Playing a Steinway grand piano or a Hammond B-3 organ, Hunter made stellar contributions to early hits such as Marv Johnson's "Come to Me" (1959), "Way Over There" (1959) and "Shop Around" (1960) by the Miracles with Smokey Robinson, the much-covered "Money" by Barrett Strong (1960), the Contours' infectious million-seller "Do You Love Me" (1962), "Come and Get These Memories" and "Heatwave" by Martha and the Vandellas (1963) and "Pride and Joy" by Marvin Gaye (Hunter's bluesy intro is particularly memorable on the 1963 hit).
"I enjoyed playing on those things because I had the freedom of expression, to do what I wanted to do. It wasn't written for me. I added my own writing to them, for the arrangements," he recalled.
Hunter resigned from Motown in 1963 and freelanced as an arranger, pianist and bandleader with Jimmy Ruffin, Bobby "Blue" Bland, Junior Parker, Edwin Starr, Big Maybelle and Aretha Franklin. But, by the late Eighties, he was playing for tips in the lounge of the Troy Marriott hotel in Detroit.
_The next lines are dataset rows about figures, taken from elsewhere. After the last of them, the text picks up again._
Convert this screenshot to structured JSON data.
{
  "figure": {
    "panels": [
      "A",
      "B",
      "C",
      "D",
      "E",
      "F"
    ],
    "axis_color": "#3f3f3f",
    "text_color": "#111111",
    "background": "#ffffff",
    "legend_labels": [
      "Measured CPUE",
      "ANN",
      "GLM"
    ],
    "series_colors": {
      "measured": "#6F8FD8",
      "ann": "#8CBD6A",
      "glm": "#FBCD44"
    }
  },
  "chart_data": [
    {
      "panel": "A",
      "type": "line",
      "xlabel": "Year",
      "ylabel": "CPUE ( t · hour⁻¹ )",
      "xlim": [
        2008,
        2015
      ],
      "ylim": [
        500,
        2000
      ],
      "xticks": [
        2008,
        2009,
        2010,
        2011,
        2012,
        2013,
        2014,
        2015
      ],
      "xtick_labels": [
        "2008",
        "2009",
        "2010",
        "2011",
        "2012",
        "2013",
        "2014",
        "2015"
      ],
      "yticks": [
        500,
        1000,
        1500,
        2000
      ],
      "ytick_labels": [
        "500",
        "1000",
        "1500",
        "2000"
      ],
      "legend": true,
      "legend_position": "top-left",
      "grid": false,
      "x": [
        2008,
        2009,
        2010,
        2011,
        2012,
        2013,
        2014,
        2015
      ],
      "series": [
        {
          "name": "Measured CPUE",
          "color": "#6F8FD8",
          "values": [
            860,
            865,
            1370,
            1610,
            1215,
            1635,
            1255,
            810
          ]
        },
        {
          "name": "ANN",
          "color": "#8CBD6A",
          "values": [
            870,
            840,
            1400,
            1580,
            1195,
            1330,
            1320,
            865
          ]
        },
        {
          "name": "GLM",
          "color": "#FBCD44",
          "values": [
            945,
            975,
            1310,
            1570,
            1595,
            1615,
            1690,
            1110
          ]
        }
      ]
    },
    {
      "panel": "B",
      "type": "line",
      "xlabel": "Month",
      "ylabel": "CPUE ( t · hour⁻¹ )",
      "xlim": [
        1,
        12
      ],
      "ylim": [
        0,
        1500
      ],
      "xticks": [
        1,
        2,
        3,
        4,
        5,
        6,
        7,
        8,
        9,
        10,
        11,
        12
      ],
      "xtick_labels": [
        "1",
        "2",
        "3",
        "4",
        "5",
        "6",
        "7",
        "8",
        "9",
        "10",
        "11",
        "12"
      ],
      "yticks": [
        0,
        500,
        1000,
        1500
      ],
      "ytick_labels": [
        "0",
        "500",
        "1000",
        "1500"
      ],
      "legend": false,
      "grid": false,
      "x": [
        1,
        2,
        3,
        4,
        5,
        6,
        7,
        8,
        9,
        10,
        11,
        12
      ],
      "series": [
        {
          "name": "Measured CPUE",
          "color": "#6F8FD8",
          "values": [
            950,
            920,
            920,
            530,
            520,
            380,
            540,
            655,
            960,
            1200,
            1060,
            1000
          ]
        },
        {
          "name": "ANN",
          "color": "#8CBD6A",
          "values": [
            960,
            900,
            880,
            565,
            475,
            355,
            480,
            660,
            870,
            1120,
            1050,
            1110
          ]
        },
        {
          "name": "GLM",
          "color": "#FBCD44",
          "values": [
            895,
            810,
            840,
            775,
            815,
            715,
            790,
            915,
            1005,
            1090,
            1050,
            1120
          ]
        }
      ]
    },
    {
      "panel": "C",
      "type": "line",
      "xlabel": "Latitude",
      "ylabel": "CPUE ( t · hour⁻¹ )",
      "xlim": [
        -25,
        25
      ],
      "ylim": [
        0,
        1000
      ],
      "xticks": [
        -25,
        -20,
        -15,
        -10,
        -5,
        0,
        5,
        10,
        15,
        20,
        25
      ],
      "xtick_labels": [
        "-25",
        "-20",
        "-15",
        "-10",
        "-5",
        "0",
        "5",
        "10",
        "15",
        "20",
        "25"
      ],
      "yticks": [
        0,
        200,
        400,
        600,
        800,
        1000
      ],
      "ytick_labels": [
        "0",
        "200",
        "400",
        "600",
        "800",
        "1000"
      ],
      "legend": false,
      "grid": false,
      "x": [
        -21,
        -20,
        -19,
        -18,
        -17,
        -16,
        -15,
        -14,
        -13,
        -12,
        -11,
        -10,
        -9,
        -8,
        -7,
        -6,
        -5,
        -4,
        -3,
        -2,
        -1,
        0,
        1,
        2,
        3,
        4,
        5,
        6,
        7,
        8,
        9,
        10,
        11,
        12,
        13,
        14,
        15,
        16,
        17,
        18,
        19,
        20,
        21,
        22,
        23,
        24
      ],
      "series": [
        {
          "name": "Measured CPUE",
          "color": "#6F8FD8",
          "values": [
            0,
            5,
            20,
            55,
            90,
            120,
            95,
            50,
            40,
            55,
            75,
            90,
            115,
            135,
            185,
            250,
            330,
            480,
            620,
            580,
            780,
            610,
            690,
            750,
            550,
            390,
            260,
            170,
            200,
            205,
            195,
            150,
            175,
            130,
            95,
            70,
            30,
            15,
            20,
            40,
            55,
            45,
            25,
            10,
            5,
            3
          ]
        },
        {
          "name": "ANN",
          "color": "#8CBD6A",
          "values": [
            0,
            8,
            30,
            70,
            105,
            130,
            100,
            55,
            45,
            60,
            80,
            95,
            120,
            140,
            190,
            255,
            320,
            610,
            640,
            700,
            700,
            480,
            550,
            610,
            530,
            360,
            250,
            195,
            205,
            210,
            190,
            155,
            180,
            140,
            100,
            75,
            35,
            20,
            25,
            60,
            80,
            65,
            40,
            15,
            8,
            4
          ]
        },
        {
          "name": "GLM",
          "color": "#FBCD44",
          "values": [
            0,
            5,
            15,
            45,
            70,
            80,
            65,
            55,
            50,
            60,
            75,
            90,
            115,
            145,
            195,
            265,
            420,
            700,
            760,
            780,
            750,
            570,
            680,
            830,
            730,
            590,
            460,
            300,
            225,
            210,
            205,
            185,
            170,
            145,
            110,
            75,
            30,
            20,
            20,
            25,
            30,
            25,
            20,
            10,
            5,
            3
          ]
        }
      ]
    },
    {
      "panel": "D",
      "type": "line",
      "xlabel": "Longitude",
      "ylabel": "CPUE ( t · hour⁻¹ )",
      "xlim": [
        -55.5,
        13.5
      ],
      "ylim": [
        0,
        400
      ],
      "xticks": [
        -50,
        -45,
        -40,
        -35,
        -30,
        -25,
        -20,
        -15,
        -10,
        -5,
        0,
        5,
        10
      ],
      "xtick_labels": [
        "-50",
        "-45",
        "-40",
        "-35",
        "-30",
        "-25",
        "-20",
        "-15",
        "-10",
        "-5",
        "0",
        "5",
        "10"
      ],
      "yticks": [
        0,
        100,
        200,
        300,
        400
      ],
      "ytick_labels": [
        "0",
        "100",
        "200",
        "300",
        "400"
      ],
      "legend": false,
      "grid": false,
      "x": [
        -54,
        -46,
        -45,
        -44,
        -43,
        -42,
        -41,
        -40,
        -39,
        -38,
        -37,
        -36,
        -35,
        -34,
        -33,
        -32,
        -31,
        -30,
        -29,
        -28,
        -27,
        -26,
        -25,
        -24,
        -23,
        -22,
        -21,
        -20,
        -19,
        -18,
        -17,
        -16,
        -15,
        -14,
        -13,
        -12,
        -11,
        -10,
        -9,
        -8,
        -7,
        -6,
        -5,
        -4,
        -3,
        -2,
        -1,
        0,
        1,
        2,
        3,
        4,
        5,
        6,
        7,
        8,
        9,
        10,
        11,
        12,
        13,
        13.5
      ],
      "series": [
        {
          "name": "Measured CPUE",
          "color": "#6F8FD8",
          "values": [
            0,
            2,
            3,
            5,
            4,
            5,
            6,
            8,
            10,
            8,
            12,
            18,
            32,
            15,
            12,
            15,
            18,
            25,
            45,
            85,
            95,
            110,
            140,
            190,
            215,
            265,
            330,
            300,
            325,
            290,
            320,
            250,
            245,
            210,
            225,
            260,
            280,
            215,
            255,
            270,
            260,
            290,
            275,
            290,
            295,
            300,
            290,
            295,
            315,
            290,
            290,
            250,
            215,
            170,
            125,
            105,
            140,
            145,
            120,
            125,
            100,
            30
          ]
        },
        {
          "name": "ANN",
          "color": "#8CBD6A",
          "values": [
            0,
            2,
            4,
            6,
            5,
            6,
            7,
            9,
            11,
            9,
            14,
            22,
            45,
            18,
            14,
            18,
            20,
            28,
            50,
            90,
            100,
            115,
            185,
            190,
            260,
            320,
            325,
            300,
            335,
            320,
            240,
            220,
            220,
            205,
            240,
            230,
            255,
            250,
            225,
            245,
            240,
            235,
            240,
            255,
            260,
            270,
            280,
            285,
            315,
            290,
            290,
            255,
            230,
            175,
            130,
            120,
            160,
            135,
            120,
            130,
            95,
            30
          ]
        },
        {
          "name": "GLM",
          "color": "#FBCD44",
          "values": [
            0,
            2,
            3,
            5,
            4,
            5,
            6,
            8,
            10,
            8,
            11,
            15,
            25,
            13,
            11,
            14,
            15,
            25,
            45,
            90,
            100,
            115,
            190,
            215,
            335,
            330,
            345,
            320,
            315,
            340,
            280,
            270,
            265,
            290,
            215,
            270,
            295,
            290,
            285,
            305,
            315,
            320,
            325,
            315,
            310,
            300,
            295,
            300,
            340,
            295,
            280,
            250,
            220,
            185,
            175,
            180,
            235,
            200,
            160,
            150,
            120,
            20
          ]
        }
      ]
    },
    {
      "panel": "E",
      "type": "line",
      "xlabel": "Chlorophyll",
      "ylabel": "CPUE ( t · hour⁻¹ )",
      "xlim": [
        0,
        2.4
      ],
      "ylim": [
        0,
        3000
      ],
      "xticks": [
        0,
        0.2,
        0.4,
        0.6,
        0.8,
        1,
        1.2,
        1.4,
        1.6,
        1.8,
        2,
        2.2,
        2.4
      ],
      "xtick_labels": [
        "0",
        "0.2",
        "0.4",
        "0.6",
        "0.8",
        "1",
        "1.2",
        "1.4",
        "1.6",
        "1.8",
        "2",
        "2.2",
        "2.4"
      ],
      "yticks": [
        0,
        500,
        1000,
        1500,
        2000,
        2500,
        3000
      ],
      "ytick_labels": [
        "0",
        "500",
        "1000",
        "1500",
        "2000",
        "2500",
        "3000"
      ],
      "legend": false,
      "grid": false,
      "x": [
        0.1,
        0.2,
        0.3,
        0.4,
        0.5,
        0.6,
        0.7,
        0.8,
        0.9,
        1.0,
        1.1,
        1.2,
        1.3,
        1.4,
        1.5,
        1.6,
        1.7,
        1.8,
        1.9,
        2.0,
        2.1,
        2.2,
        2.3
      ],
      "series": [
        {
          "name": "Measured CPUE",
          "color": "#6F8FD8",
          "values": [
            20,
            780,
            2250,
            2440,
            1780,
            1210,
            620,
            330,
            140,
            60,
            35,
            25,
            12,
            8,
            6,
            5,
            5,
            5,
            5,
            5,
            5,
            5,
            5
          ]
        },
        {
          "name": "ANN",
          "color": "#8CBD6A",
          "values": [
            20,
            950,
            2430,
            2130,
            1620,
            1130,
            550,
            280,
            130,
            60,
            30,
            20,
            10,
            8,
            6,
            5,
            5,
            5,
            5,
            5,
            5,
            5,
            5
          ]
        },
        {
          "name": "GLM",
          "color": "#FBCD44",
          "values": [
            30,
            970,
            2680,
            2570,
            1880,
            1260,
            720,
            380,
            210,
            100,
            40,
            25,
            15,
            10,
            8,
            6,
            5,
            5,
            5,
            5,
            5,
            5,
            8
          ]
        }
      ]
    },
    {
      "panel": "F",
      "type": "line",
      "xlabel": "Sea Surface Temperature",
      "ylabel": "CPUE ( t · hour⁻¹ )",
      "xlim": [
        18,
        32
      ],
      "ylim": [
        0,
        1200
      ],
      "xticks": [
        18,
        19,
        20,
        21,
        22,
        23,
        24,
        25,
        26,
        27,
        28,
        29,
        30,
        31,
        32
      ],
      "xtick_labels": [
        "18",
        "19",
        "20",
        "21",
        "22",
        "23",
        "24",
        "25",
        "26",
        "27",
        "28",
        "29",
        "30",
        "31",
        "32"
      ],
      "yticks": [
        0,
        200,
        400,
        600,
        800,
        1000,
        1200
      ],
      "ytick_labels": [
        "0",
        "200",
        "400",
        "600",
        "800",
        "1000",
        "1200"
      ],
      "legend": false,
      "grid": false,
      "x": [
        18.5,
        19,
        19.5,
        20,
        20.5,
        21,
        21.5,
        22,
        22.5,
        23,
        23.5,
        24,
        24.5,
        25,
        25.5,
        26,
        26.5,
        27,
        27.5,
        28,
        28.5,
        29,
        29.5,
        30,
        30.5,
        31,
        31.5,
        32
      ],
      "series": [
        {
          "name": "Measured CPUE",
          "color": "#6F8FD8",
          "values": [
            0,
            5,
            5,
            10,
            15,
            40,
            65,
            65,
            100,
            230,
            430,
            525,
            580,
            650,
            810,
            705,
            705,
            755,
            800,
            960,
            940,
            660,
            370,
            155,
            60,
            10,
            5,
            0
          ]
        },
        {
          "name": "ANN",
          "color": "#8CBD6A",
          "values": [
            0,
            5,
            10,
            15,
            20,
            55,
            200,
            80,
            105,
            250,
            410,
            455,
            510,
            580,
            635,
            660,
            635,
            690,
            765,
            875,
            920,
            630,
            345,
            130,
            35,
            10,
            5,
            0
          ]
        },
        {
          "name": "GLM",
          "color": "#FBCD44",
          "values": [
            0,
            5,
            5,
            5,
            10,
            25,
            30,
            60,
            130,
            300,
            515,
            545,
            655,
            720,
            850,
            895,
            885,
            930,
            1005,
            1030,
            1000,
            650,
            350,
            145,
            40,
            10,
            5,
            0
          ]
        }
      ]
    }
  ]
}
Encouraged by Slutsky's efforts to set the record straight about the Funk Brothers' contribution to the Motown sound, Hunter published an autobiography, Musicians, Motown and Myself: the dawn of a new sound (1996).
In 2005, prompted by the success of the documentary, the Soul-Tay-Shus label released a CD of Hunter's archive recordings with the Funk Brothers entitled The Hawk: rare & unreleased transitional Detroit R&B 1960-1963.
A snappy dresser with an easy-going disposition, Hunter enjoyed reading Plato and quoting Shakespeare as much as talking about his days at the dawn of the Motown hit factory. "People who choose music as their profession are blessed, if they can obtain a decent wage. Fortune and fame was never the name of my game," he said: "We were musicians backing people. At least I'm in history for doing something, accomplishing something. It was a lot of experience, it was fun. I'm not bitter about anything now. I never knew this day would come when we would get two Grammys. I'm proud to know I've lived long enough to receive that."